The Early to Mid-Career Research Group management committee.
A group of early to mid-career researchers within the Division of Health Sciences is helping to support their peers to achieve research excellence.
The Health Sciences Early and Mid-Career Researcher Group was established last year by the Division for early and mid-career researchers to support their peers to achieve research excellence at Otago. The group aims to advocate and create opportunities for career development of junior researchers.
The inaugural Health Sciences Early to Mid-Career Researchers Symposium was held on 23 February, themed: “Facilitating Research Excellence, Impact and Sustainability: A Focus on Early and Mid-Career Researchers”.
“The real outcomes that we are seeking here is that we want more successes of course, more successes and career development keep us in jobs and keep the research going. We want to enhance research excellence, but also really focus on research sustainability.”
Division of Health Sciences Pro-Vice-Chancellor Professor Paul Brunton says it is important the University helps to facilitate funding and development opportunities for junior researchers, who at the end of the day are the future of academic endeavours for the university and elsewhere.

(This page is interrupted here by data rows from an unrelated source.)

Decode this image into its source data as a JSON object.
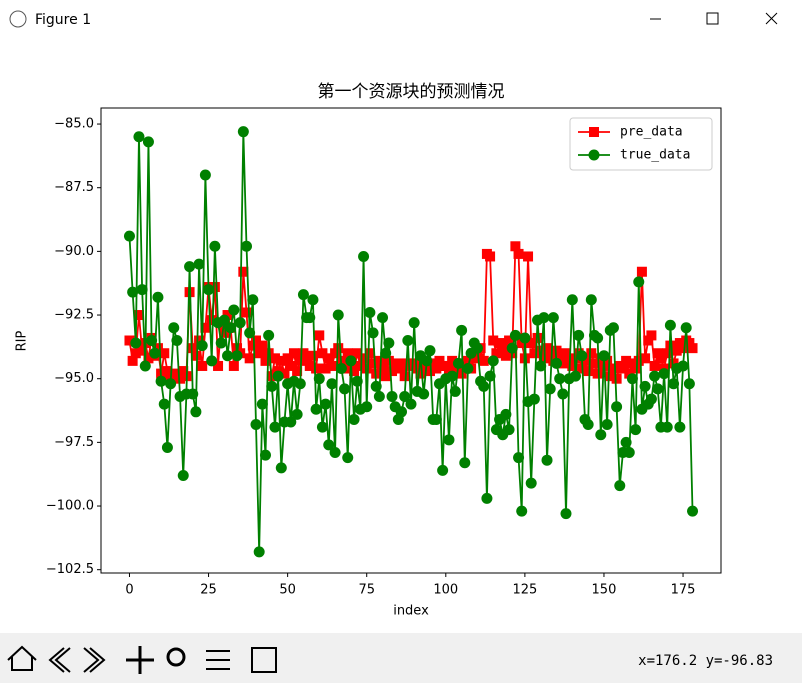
{
  "window": {
    "title": "Figure 1"
  },
  "status": {
    "coords": "x=176.2 y=-96.83"
  },
  "chart_data": {
    "type": "line",
    "title": "第一个资源块的预测情况",
    "x_label": "index",
    "y_label": "RIP",
    "x": [
      0,
      1,
      2,
      3,
      4,
      5,
      6,
      7,
      8,
      9,
      10,
      11,
      12,
      13,
      14,
      15,
      16,
      17,
      18,
      19,
      20,
      21,
      22,
      23,
      24,
      25,
      26,
      27,
      28,
      29,
      30,
      31,
      32,
      33,
      34,
      35,
      36,
      37,
      38,
      39,
      40,
      41,
      42,
      43,
      44,
      45,
      46,
      47,
      48,
      49,
      50,
      51,
      52,
      53,
      54,
      55,
      56,
      57,
      58,
      59,
      60,
      61,
      62,
      63,
      64,
      65,
      66,
      67,
      68,
      69,
      70,
      71,
      72,
      73,
      74,
      75,
      76,
      77,
      78,
      79,
      80,
      81,
      82,
      83,
      84,
      85,
      86,
      87,
      88,
      89,
      90,
      91,
      92,
      93,
      94,
      95,
      96,
      97,
      98,
      99,
      100,
      101,
      102,
      103,
      104,
      105,
      106,
      107,
      108,
      109,
      110,
      111,
      112,
      113,
      114,
      115,
      116,
      117,
      118,
      119,
      120,
      121,
      122,
      123,
      124,
      125,
      126,
      127,
      128,
      129,
      130,
      131,
      132,
      133,
      134,
      135,
      136,
      137,
      138,
      139,
      140,
      141,
      142,
      143,
      144,
      145,
      146,
      147,
      148,
      149,
      150,
      151,
      152,
      153,
      154,
      155,
      156,
      157,
      158,
      159,
      160,
      161,
      162,
      163,
      164,
      165,
      166,
      167,
      168,
      169,
      170,
      171,
      172,
      173,
      174,
      175,
      176,
      177,
      178
    ],
    "series": [
      {
        "name": "pre_data",
        "color": "#ff0000",
        "marker": "square",
        "values": [
          -93.5,
          -94.3,
          -94.0,
          -92.5,
          -93.9,
          -93.6,
          -94.2,
          -93.4,
          -94.1,
          -93.8,
          -94.8,
          -94.0,
          -94.7,
          -95.0,
          -94.8,
          -94.9,
          -95.0,
          -94.7,
          -94.9,
          -91.6,
          -93.8,
          -94.1,
          -93.5,
          -94.5,
          -93.0,
          -91.4,
          -92.7,
          -91.4,
          -94.5,
          -92.8,
          -93.2,
          -92.5,
          -93.0,
          -94.5,
          -93.8,
          -94.0,
          -90.8,
          -92.4,
          -94.2,
          -93.7,
          -93.5,
          -94.0,
          -93.7,
          -94.3,
          -94.0,
          -94.9,
          -94.2,
          -94.7,
          -94.3,
          -94.8,
          -94.2,
          -94.5,
          -94.0,
          -94.7,
          -94.3,
          -94.0,
          -94.2,
          -94.5,
          -94.1,
          -94.6,
          -93.3,
          -94.0,
          -94.6,
          -94.2,
          -94.5,
          -94.0,
          -93.8,
          -94.3,
          -94.6,
          -94.0,
          -94.4,
          -94.7,
          -94.0,
          -94.5,
          -94.2,
          -94.6,
          -94.0,
          -94.4,
          -94.8,
          -94.3,
          -94.6,
          -94.9,
          -94.3,
          -94.7,
          -94.5,
          -94.4,
          -94.6,
          -94.9,
          -94.4,
          -94.5,
          -94.4,
          -94.6,
          -94.8,
          -94.3,
          -94.5,
          -94.7,
          -94.4,
          -94.6,
          -94.3,
          -94.5,
          -94.5,
          -94.7,
          -94.3,
          -94.6,
          -94.4,
          -94.8,
          -94.5,
          -94.3,
          -94.6,
          -94.2,
          -94.0,
          -93.8,
          -94.3,
          -90.1,
          -90.2,
          -93.5,
          -94.0,
          -93.6,
          -93.8,
          -94.1,
          -93.5,
          -94.0,
          -89.8,
          -90.1,
          -93.6,
          -94.2,
          -90.2,
          -93.6,
          -94.0,
          -93.4,
          -93.9,
          -94.2,
          -93.8,
          -94.0,
          -94.3,
          -93.9,
          -94.1,
          -94.4,
          -94.0,
          -94.3,
          -94.5,
          -94.2,
          -94.0,
          -94.6,
          -94.3,
          -94.7,
          -94.0,
          -94.4,
          -94.8,
          -94.2,
          -94.5,
          -94.3,
          -94.9,
          -94.6,
          -95.0,
          -94.5,
          -94.6,
          -94.3,
          -94.8,
          -94.4,
          -94.6,
          -94.3,
          -90.8,
          -94.2,
          -93.5,
          -93.3,
          -94.5,
          -94.0,
          -94.2,
          -94.6,
          -94.0,
          -93.7,
          -94.4,
          -93.9,
          -93.6,
          -93.8,
          -93.5,
          -93.6,
          -93.8
        ]
      },
      {
        "name": "true_data",
        "color": "#008000",
        "marker": "circle",
        "values": [
          -89.4,
          -91.6,
          -93.6,
          -85.5,
          -91.5,
          -94.5,
          -85.7,
          -93.5,
          -94.0,
          -91.8,
          -95.1,
          -96.0,
          -97.7,
          -95.2,
          -93.0,
          -93.5,
          -95.7,
          -98.8,
          -95.6,
          -90.6,
          -95.6,
          -96.3,
          -90.5,
          -93.7,
          -87.0,
          -91.5,
          -94.3,
          -89.8,
          -92.8,
          -93.6,
          -92.7,
          -94.1,
          -93.0,
          -92.3,
          -94.1,
          -92.8,
          -85.3,
          -89.8,
          -93.2,
          -91.9,
          -96.8,
          -101.8,
          -96.0,
          -98.0,
          -93.3,
          -95.3,
          -96.9,
          -94.9,
          -98.5,
          -96.7,
          -95.2,
          -96.7,
          -95.1,
          -96.4,
          -95.2,
          -91.7,
          -92.6,
          -92.6,
          -91.9,
          -96.2,
          -95.0,
          -96.9,
          -96.0,
          -97.6,
          -95.2,
          -97.9,
          -92.5,
          -94.6,
          -95.4,
          -98.1,
          -94.3,
          -96.6,
          -95.1,
          -96.2,
          -90.2,
          -96.1,
          -92.4,
          -93.2,
          -95.3,
          -95.7,
          -92.6,
          -94.0,
          -93.6,
          -95.7,
          -96.1,
          -96.6,
          -96.3,
          -95.7,
          -93.5,
          -96.0,
          -92.8,
          -95.5,
          -94.1,
          -95.6,
          -94.3,
          -93.9,
          -96.6,
          -96.6,
          -95.2,
          -98.6,
          -95.0,
          -97.4,
          -94.9,
          -95.5,
          -94.4,
          -93.1,
          -98.3,
          -94.6,
          -94.0,
          -93.6,
          -93.8,
          -95.1,
          -95.3,
          -99.7,
          -94.9,
          -94.3,
          -97.0,
          -96.6,
          -97.2,
          -96.4,
          -97.0,
          -93.8,
          -93.3,
          -98.1,
          -100.2,
          -93.4,
          -95.9,
          -99.1,
          -95.8,
          -92.7,
          -94.5,
          -92.6,
          -98.2,
          -95.4,
          -92.6,
          -94.4,
          -95.0,
          -95.6,
          -100.3,
          -95.0,
          -91.9,
          -94.9,
          -93.3,
          -94.1,
          -96.6,
          -96.8,
          -91.9,
          -93.3,
          -93.4,
          -97.2,
          -94.1,
          -96.8,
          -93.1,
          -93.0,
          -96.1,
          -99.2,
          -97.9,
          -97.5,
          -97.9,
          -95.0,
          -97.0,
          -91.2,
          -96.2,
          -95.3,
          -96.0,
          -95.8,
          -94.9,
          -95.4,
          -96.9,
          -94.8,
          -96.9,
          -92.9,
          -95.2,
          -94.6,
          -96.9,
          -94.5,
          -93.0,
          -95.2,
          -100.2
        ]
      }
    ],
    "xlim": [
      -9,
      187
    ],
    "xticks": [
      0,
      25,
      50,
      75,
      100,
      125,
      150,
      175
    ],
    "ylim": [
      -102.63,
      -84.37
    ],
    "yticks": [
      {
        "value": -85,
        "label": "−85.0"
      },
      {
        "value": -87.5,
        "label": "−87.5"
      },
      {
        "value": -90,
        "label": "−90.0"
      },
      {
        "value": -92.5,
        "label": "−92.5"
      },
      {
        "value": -95,
        "label": "−95.0"
      },
      {
        "value": -97.5,
        "label": "−97.5"
      },
      {
        "value": -100,
        "label": "−100.0"
      },
      {
        "value": -102.5,
        "label": "−102.5"
      }
    ],
    "legend": "upper right"
  }
}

He acknowledged 2020 was a difficult year for everyone but particularly for early to mid-career researchers and pledged to work on initiatives and strategies to further support them.
Representatives from the Early & Mid-Career Researchers Management Committee from Dunedin, Christchurch and Wellington attended the symposium both in-person and virtually.
Early & Mid-Career Researchers Management Committee Chair Dr Khoon Lim says the group hopes to launch activator grants through the Division this year. This would involve small pots of funding to help early career researchers conduct preliminary experiments or get access to specialised equipment which would hopefully enhance their chances in gaining future funding, he says.
The Committee is also looking into providing mentoring and professional development programmes throughout the year.
“The real outcomes that we are seeking here is that we want more successes of course, more successes and career development keep us in jobs and keep the research going. We want to enhance research excellence, but also really focus on research sustainability.
“We want to retain the really good talent in the Division and start looking at establishing the new and emerging leaders in the field.”
Recently appointed Associate Dean Research for the Division of Health Sciences Professor Roslyn Kemp sees her role as trying to unify the research within the Division to increase its impact and get more early and mid-career researchers and their ideas funded.
“What we are trying to do as a Division is to say we can support you in any career you choose. Also, we'd like to give you some more real-life examples of opportunities there are in research, and to give you some freedom and some excitement so you can still keep your passion, still keep your research focus and a career but feel happy about it.”
The symposium also featured Director of Research & Enterprise Dr Martin Gagnon who spoke about the role of Research & Enterprise in supporting research excellence.
Research Fellow Maria Larcombe discussed the impact of research, while Senior Lecturer Anna Tiatia Fa'atoese Latu discussed the significance of Māori Health Advancement.